Join us at RedisDays Atlanta

Redis Best Practices

Lexicographical Encoding

Sorted Sets (ZSETs), beyond ranking by score, have an interesting property that can be leveraged to create a roughly alphabetic sorting mechanism. This property is that members of the same score can be returned in lexicographic order with bounds. Let’s take the following data:

> ZADD animal-list 0 bison 0 boa 0 dog 0 emu 0 falcon 0 alligator 0 chipmunk

The command above adds some animals to a key animal-list. Each member always the same score (0). Running the ZRANGE command with arguments 0 (representing the first item)  and -1 (which represents the “last” member by score), we’ll see a curious order:

> ZRANGE animal-list 0 -1
1) "alligator"
2) "bison"
3) "boa"
4) "chipmunk"
5) "dog"
6) "emu"
7) "falcon"

Despite the items being entered in a non-alphabetical order, the items are returned properly sorted alphabetically. This sort order is actually a result of string comparisons being done on a binary-safe, byte-by-byte basis. This means that ASCII characters will be returned in proper English alphabetical sorting order. This has a few of implications:

  • Lower and upper cases will not be understood as the same letter
  • Multi-byte characters will not be sorted in expected ways

Redis also provides some advanced features to further narrow lexicographic searches.
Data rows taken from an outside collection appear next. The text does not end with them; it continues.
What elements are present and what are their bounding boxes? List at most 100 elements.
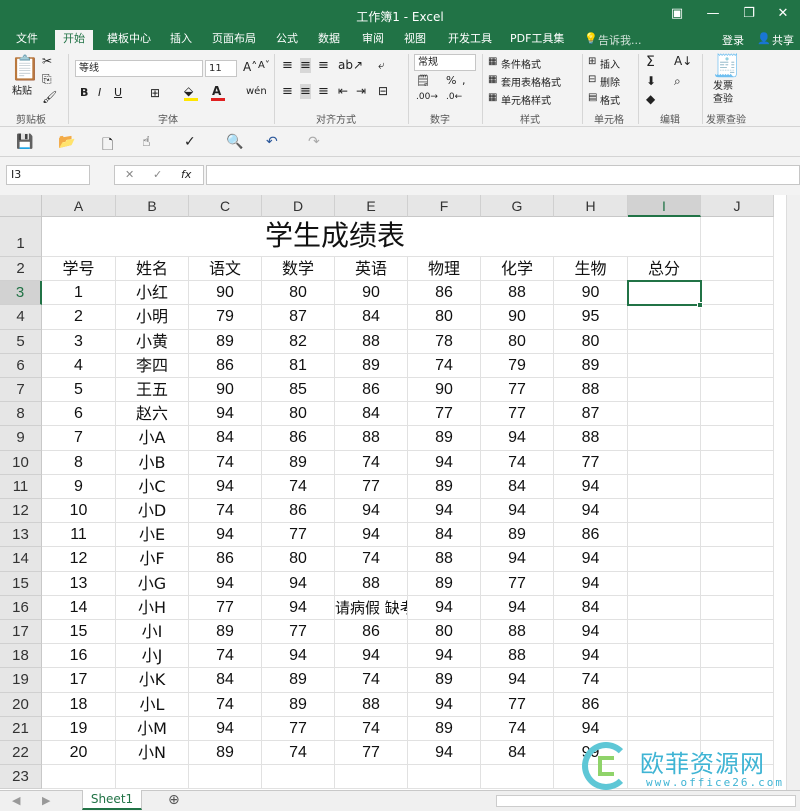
row-header-7[interactable]: 7 [0,378,42,403]
merge-center-icon[interactable]: ⊟ [378,84,388,98]
data-cell[interactable]: 74 [554,668,628,693]
row-header-16[interactable]: 16 [0,595,42,620]
currency-icon[interactable]: 🗒 [416,74,430,87]
tab-formulas[interactable]: 公式 [276,30,298,50]
cell-empty[interactable] [628,716,701,741]
cell-empty[interactable] [628,426,701,451]
italic-icon[interactable]: I [98,86,101,99]
orientation-icon[interactable]: ab↗ [338,58,363,72]
data-cell[interactable]: 79 [481,353,554,378]
tell-me-icon[interactable]: 💡 [584,32,598,45]
table-header-cell[interactable]: 化学 [481,257,554,282]
data-cell[interactable]: 2 [42,305,116,330]
cell-empty[interactable] [628,329,701,354]
cell-empty[interactable] [628,692,701,717]
row-header-8[interactable]: 8 [0,402,42,427]
cell-empty[interactable] [701,305,774,330]
sheet-tab-sheet1[interactable]: Sheet1 [82,790,142,810]
cell-empty[interactable] [701,217,774,257]
data-cell[interactable]: 86 [262,426,335,451]
tab-file[interactable]: 文件 [16,30,38,50]
increase-indent-icon[interactable]: ⇥ [356,84,366,98]
cell-empty[interactable] [628,571,701,596]
paste-icon[interactable]: 📋 [10,54,40,82]
cell-empty[interactable] [408,765,481,790]
cell-empty[interactable] [701,353,774,378]
cell-empty[interactable] [701,426,774,451]
data-cell[interactable]: 15 [42,620,116,645]
data-cell[interactable]: 王五 [116,378,189,403]
cell-empty[interactable] [701,281,774,306]
data-cell[interactable]: 89 [189,741,262,766]
data-cell[interactable]: 89 [262,450,335,475]
data-cell[interactable]: 84 [554,595,628,620]
data-cell[interactable]: 3 [42,329,116,354]
save-icon[interactable]: 💾 [16,134,33,150]
data-cell[interactable]: 小M [116,716,189,741]
data-cell[interactable]: 80 [262,402,335,427]
cell-style-button[interactable]: 单元格样式 [501,92,551,107]
row-header-12[interactable]: 12 [0,499,42,524]
row-header-3[interactable]: 3 [0,281,42,306]
data-cell[interactable]: 小C [116,474,189,499]
name-box[interactable]: I3 [6,165,90,185]
data-cell[interactable]: 88 [481,644,554,669]
data-cell[interactable]: 94 [481,547,554,572]
tab-review[interactable]: 审阅 [362,30,384,50]
data-cell[interactable]: 94 [481,426,554,451]
data-cell[interactable]: 77 [408,402,481,427]
tab-pdf-tools[interactable]: PDF工具集 [510,30,564,50]
insert-cells-button[interactable]: 插入 [600,56,620,71]
touch-mode-icon[interactable]: ☝ [142,134,151,150]
data-cell[interactable]: 88 [554,378,628,403]
data-cell[interactable]: 小N [116,741,189,766]
data-cell[interactable]: 小L [116,692,189,717]
data-cell[interactable]: 18 [42,692,116,717]
row-header-17[interactable]: 17 [0,620,42,645]
data-cell[interactable]: 赵六 [116,402,189,427]
cell-empty[interactable] [481,765,554,790]
close-icon[interactable]: ✕ [772,5,794,23]
cell-empty[interactable] [628,644,701,669]
font-size-select[interactable]: 11 [205,60,237,77]
table-format-icon[interactable]: ▦ [488,74,497,85]
data-cell[interactable]: 74 [335,547,408,572]
data-cell[interactable]: 77 [262,620,335,645]
align-right-icon[interactable]: ≡ [318,84,329,99]
table-header-cell[interactable]: 数学 [262,257,335,282]
cell-empty[interactable] [628,305,701,330]
data-cell[interactable]: 94 [189,402,262,427]
data-cell[interactable]: 90 [335,281,408,306]
data-cell[interactable]: 86 [335,378,408,403]
data-cell[interactable]: 94 [554,620,628,645]
data-cell[interactable]: 20 [42,741,116,766]
data-cell[interactable]: 小D [116,499,189,524]
phonetic-icon[interactable]: wén [246,86,267,97]
cell-empty[interactable] [701,257,774,282]
select-all-corner[interactable] [0,195,42,217]
cell-empty[interactable] [116,765,189,790]
open-icon[interactable]: 📂 [58,134,75,150]
sheet-prev-icon[interactable]: ◀ [12,794,20,807]
data-cell[interactable]: 88 [408,547,481,572]
cell-empty[interactable] [701,595,774,620]
cut-icon[interactable]: ✂ [42,54,52,68]
data-cell[interactable]: 小I [116,620,189,645]
data-cell[interactable]: 90 [408,378,481,403]
cell-empty[interactable] [628,620,701,645]
data-cell[interactable]: 85 [262,378,335,403]
conditional-format-icon[interactable]: ▦ [488,56,497,67]
spelling-icon[interactable]: ✓ [184,134,196,150]
data-cell[interactable]: 74 [189,644,262,669]
row-header-1[interactable]: 1 [0,217,42,257]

As an example, let’s say we want to return the animals starting with ‘b’ and ending with ‘e’. We can use the this command:

> ZRANGEBYLEX animal-list [b (f
1) "bison"
2) "boa"
3) "chipmunk"
4) "dog"
5) "emu"

The argument (f might be slightly surprising. This is an important point—because Redis has no notion of actually understanding alphabetic letters, this means that we have to consider that anything starting with an e will always be sorted before anything starting with an f, regardless of subsequent letters. The other items of note are that a square bracket represents inclusive search while the paren represents exclusive search. In our case, if we had a member of b, it would be included in the list, while f would not given this the above command. If you wanted to get all items past a certain point you would use the hex encoding of the last character (255 or 0xFF):

> ZRANGEBYLEX animal-list [c "[xff"
1) "chipmunk"
2) "dog"
3) "emu"
4) "falcon"

This same command can also be limited to provide a paging effect. Take for example the following commands and responses:

> ZRANGEBYLEX animal-list [b (f LIMIT 0 2
1) "bison"
2) "boa"
> ZRANGEBYLEX animal-list [b (f LIMIT 2 2
1) "chipmunk"
2) "dog"

The only caveat is that time complexity will continue to grow based on the offset (the first argument after LIMIT). So, if you have 1 million members and you’re trying to get the last two, as example, this requires traversal of of the all 1 million items.